Her visit comes a day after Assad said he would “spare no effort” for the success of UN-Arab League envoy Kofi Annan’s six-point peace plan but said the proposal would only work if “terrorist acts” by foreign powers stopped.
State Department spokesman Mark Toner described the president’s remarks as “discouraging” and urged Assad to halt the violence immediately.
“It’s not surprising, but it’s discouraging and disappointing,” Toner told reporters in Washington, adding that Syrian government forces had done nothing to comply with Annan’s plan in the three days since agreeing to it.
The plan by the former UN chief includes a commitment to stop all violence, daily two-hour humanitarian ceasefires and media access to all areas affected by the fighting.
It also calls for an inclusive Syrian-led political process, the right to demonstrate, and the release of people detained arbitrarily.
“We’ve seen absolutely nothing on the ground that indicates that they’re adhering to its calls for Syrian artillery and heavy weaponry to go back to barracks and for a ceasefire to allow humanitarian assistance to be put in place,” Toner said.
“We’ve been very clear that we want to see a ceasefire in place. We want to see an end to the violence as soon as possible so that we can get humanitarian assistance in to the beleaguered Syrian people.”
US State Department spokeswoman Victoria Nuland said on Wednesday the US delegation would discuss ways to deliver humanitarian aid to the Syrian people — during a crackdown UN officials now estimate has cost more than 9,000 lives in a year — and how to promote opposition unity.

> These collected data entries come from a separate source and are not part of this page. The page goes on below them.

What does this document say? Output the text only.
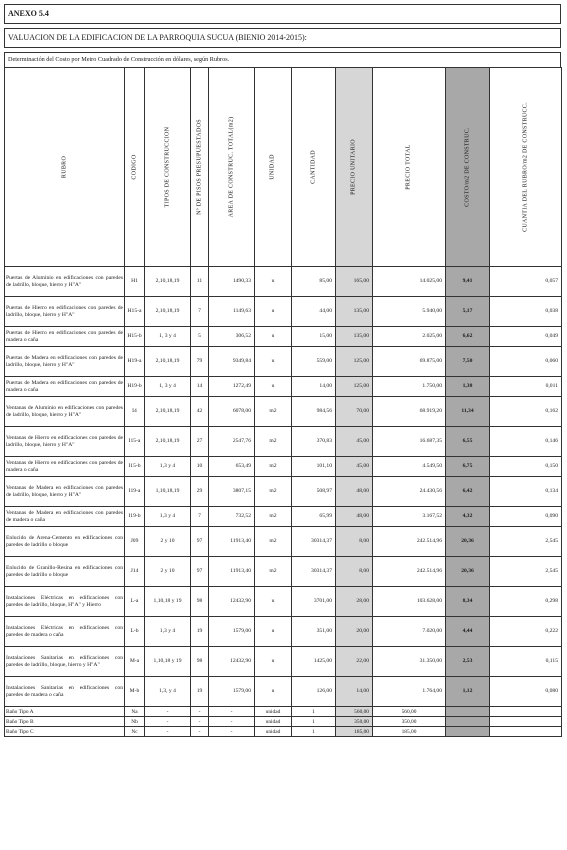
ANEXO 5.4
VALUACION DE LA EDIFICACION DE LA PARROQUIA SUCUA (BIENIO 2014-2015):
Determinación del Costo por Metro Cuadrado de Construcción en dólares, según Rubros.
RUBRO	CODIGO	TIPOS DE CONSTRUCCION	Nº DE PISOS PRESUPUESTADOS	AREA DE CONSTRUC. TOTAL(m2)	UNIDAD	CANTIDAD	PRECIO UNITARIO	PRECIO TOTAL	COSTO/m2 DE CONSTRUC.	CUANTIA DEL RUBRO/m2 DE CONSTRUCC.

Puertas de Aluminio en edificaciones con paredes de ladrillo, bloque, hierro y H"A"	H1	2,10,18,19	11	1490,33	u	85,00	165,00	14.025,00	9,41	0,057
Puertas de Hierro en edificaciones con paredes de ladrillo, bloque, hierro y H"A"	H15-a	2,10,18,19	7	1149,63	u	44,00	135,00	5.940,00	5,17	0,038
Puertas de Hierro en edificaciones con paredes de madera o caña	H15-b	1, 3 y 4	5	306,52	u	15,00	135,00	2.025,00	6,62	0,049
Puertas de Madera en edificaciones con paredes de ladrillo, bloque, hierro y H"A"	H19-a	2,10,18,19	79	9349,84	u	559,00	125,00	69.875,00	7,50	0,060
Puertas de Madera en edificaciones con paredes de madera o caña	H19-b	1, 3 y 4	14	1272,49	u	14,00	125,00	1.750,00	1,38	0,011
Ventanas de Aluminio en edificaciones con paredes de ladrillo, bloque, hierro y H"A"	I4	2,10,18,19	42	6078,00	m2	984,56	70,00	68.919,20	11,34	0,162
Ventanas de Hierro en edificaciones con paredes de ladrillo, bloque, hierro y H"A"	I15-a	2,10,18,19	27	2547,76	m2	370,83	45,00	16.687,35	6,55	0,146
Ventanas de Hierro en edificaciones con paredes de madera o caña	I15-b	1,3 y 4	10	653,49	m2	101,10	45,00	4.549,50	6,75	0,150
Ventanas de Madera en edificaciones con paredes de ladrillo, bloque, hierro y H"A"	I19-a	1,10,18,19	29	3807,15	m2	508,97	48,00	24.430,56	6,42	0,134
Ventanas de Madera en edificaciones con paredes de madera o caña	I19-b	1,3 y 4	7	732,52	m2	65,99	48,00	3.167,52	4,32	0,090
Enlucido de Arena-Cemento en edificaciones con paredes de ladrillo o bloque	J09	2 y 10	97	11913,40	m2	30314,37	8,00	242.514,96	20,36	2,545
Enlucido de Granillo-Resina en edificaciones con paredes de ladrillo o bloque	J14	2 y 10	97	11913,40	m2	30314,37	8,00	242.514,96	20,36	2,545
Instalaciones Eléctricas en edificaciones con paredes de ladrillo, bloque, H"A" y Hierro	L-a	1,10,18 y 19	98	12432,90	u	3701,00	28,00	103.628,00	8,34	0,298
Instalaciones Eléctricas en edificaciones con paredes de madera o caña	L-b	1,3 y 4	19	1579,00	u	351,00	20,00	7.020,00	4,44	0,222
Instalaciones Sanitarias en edificaciones con paredes de ladrillo, bloque, hierro y H"A"	M-a	1,10,18 y 19	98	12432,90	u	1425,00	22,00	31.350,00	2,53	0,115
Instalaciones Sanitarias en edificaciones con paredes de madera o caña	M-b	1,3, y 4	19	1579,00	u	126,00	14,00	1.764,00	1,12	0,080
Baño Tipo A	Na	-	-	-	unidad	1	560,00	560,00		
Baño Tipo B	Nb	-	-	-	unidad	1	350,00	350,00		
Baño Tipo C	Nc	-	-	-	unidad	1	185,00	185,00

Clinton said Tuesday the United States will press the disparate opposition “very hard” to present a “unified vision” in Istanbul that protects the rights of all Syrians.
Washington wants the opposition to fully represent Sunnis, Christians, Kurds, Druze, Turkmen and others, including Alawites, the minority Muslim sect from which Assad hails.
Saudi Arabia and its neighbour Qatar have called for arming the opposition, which includes the Free Syrian Army, made up of Syrian military defectors.
An Arab league summit in Baghdad on Thursday rejected the option of arming any sides, and called on all parties to engage in a “serious national dialogue.”